Une perversité terrible se cache derrière ces néologismes (personnes issues de l'immigration, malentendants, techniciens de surface...). Les mots qui à l'origine désignaient ces personnes ne faisaient que ce travail de désignation, appelaient un chat un chat, comme on dit, sans aucun sous-entendu. Mais on a jugé que être noir, c'était humiliant, que femme de ménage était un sous-métier, que les gros étaient la lie de la société et que, par conséquent, il fallait trouver des termes mélioratifs pour redonner un peu d'estime de soi à tous ces cancrelats sociaux qui, notons-le bien, n'avaient rien demandé à personne. En inventant ces nouvelles appellations pathétiques, on n'a réussi qu'à stigmatiser ces personnes, en leur disant "bon, vous êtes vraiment que des merdes, mais comme on est gentils et qu'on a pitié de vous et de votre misérable condition, on va vous trouver un nouveau nom plus mieux qui cachera un peu la misère que vous incarnez". L'humiliation parfaite et raffinée, déguisée en humanisme. C'est génial.

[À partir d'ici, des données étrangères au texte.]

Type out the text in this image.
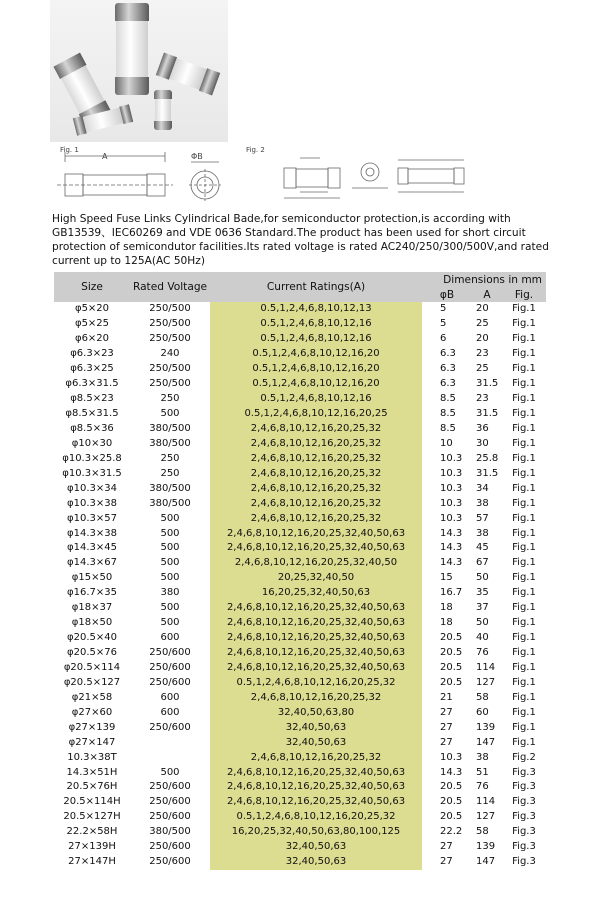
Fig. 1	Fig. 2
A	ΦB
High Speed Fuse Links Cylindrical Bade,for semiconductor protection,is according with GB13539、IEC60269 and VDE 0636 Standard.The product has been used for short circuit protection of semicondutor facilities.Its rated voltage is rated AC240/250/300/500V,and rated current up to 125A(AC 50Hz)
Size	Rated Voltage	Current Ratings(A)	Dimensions in mm		
			φB	A	Fig.
φ5×20	250/500	0.5,1,2,4,6,8,10,12,13	5	20	Fig.1
φ5×25	250/500	0.5,1,2,4,6,8,10,12,16	5	25	Fig.1
φ6×20	250/500	0.5,1,2,4,6,8,10,12,16	6	20	Fig.1
φ6.3×23	240	0.5,1,2,4,6,8,10,12,16,20	6.3	23	Fig.1
φ6.3×25	250/500	0.5,1,2,4,6,8,10,12,16,20	6.3	25	Fig.1
φ6.3×31.5	250/500	0.5,1,2,4,6,8,10,12,16,20	6.3	31.5	Fig.1
φ8.5×23	250	0.5,1,2,4,6,8,10,12,16	8.5	23	Fig.1
φ8.5×31.5	500	0.5,1,2,4,6,8,10,12,16,20,25	8.5	31.5	Fig.1
φ8.5×36	380/500	2,4,6,8,10,12,16,20,25,32	8.5	36	Fig.1
φ10×30	380/500	2,4,6,8,10,12,16,20,25,32	10	30	Fig.1
φ10.3×25.8	250	2,4,6,8,10,12,16,20,25,32	10.3	25.8	Fig.1
φ10.3×31.5	250	2,4,6,8,10,12,16,20,25,32	10.3	31.5	Fig.1
φ10.3×34	380/500	2,4,6,8,10,12,16,20,25,32	10.3	34	Fig.1
φ10.3×38	380/500	2,4,6,8,10,12,16,20,25,32	10.3	38	Fig.1
φ10.3×57	500	2,4,6,8,10,12,16,20,25,32	10.3	57	Fig.1
φ14.3×38	500	2,4,6,8,10,12,16,20,25,32,40,50,63	14.3	38	Fig.1
φ14.3×45	500	2,4,6,8,10,12,16,20,25,32,40,50,63	14.3	45	Fig.1
φ14.3×67	500	2,4,6,8,10,12,16,20,25,32,40,50	14.3	67	Fig.1
φ15×50	500	20,25,32,40,50	15	50	Fig.1
φ16.7×35	380	16,20,25,32,40,50,63	16.7	35	Fig.1
φ18×37	500	2,4,6,8,10,12,16,20,25,32,40,50,63	18	37	Fig.1
φ18×50	500	2,4,6,8,10,12,16,20,25,32,40,50,63	18	50	Fig.1
φ20.5×40	600	2,4,6,8,10,12,16,20,25,32,40,50,63	20.5	40	Fig.1
φ20.5×76	250/600	2,4,6,8,10,12,16,20,25,32,40,50,63	20.5	76	Fig.1
φ20.5×114	250/600	2,4,6,8,10,12,16,20,25,32,40,50,63	20.5	114	Fig.1
φ20.5×127	250/600	0.5,1,2,4,6,8,10,12,16,20,25,32	20.5	127	Fig.1
φ21×58	600	2,4,6,8,10,12,16,20,25,32	21	58	Fig.1
φ27×60	600	32,40,50,63,80	27	60	Fig.1
φ27×139	250/600	32,40,50,63	27	139	Fig.1
φ27×147		32,40,50,63	27	147	Fig.1
10.3×38T		2,4,6,8,10,12,16,20,25,32	10.3	38	Fig.2
14.3×51H	500	2,4,6,8,10,12,16,20,25,32,40,50,63	14.3	51	Fig.3
20.5×76H	250/600	2,4,6,8,10,12,16,20,25,32,40,50,63	20.5	76	Fig.3
20.5×114H	250/600	2,4,6,8,10,12,16,20,25,32,40,50,63	20.5	114	Fig.3
20.5×127H	250/600	0.5,1,2,4,6,8,10,12,16,20,25,32	20.5	127	Fig.3
22.2×58H	380/500	16,20,25,32,40,50,63,80,100,125	22.2	58	Fig.3
27×139H	250/600	32,40,50,63	27	139	Fig.3
27×147H	250/600	32,40,50,63	27	147	Fig.3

Et cette gangrène linguistique qui tue peu à peu le sens des mots s'étend partout. Jusque dans l'éducation nationale, où les cons qui tondent la pelouse et font la bouffe s'appellent maintenant "ATOS" (agents techniciens ouvriers de services), et les connes qui rangent les BD dans les CDI des "professeurs documentalistes". Ca me dégoûte tellement de les voir qualifiées de "professeurs" que je crois que je vais changer de métier.

On ne peut donc plus rien dire, ou alors seulement selon la néo-terminologie dictatoriale pseudo-mélioratrice. On essaie de tuer notre langue et sa force, de faire disparaître les mots et leur puissance. Il est pourtant facile et jouissif de lutter contre cet endoctrinement auquel tout le monde se soumet. Amusez-vous à utiliser pleinement nos vrais mots, notre vraie langue, de la façon la plus acide qui soit. Jetez à la gueule de tous ces cons aseptisés la réalité de la misère du monde et de leur connerie, avec quelques piques verbales bien choisies. Vous verrez dans leurs yeux l'effroi scandalisé du faux-jeton dont on décortique l'abjection qu'on lui met sous le nez en lui disant "tiens, regarde, c'est toi". Et qui sait que vous avez raison.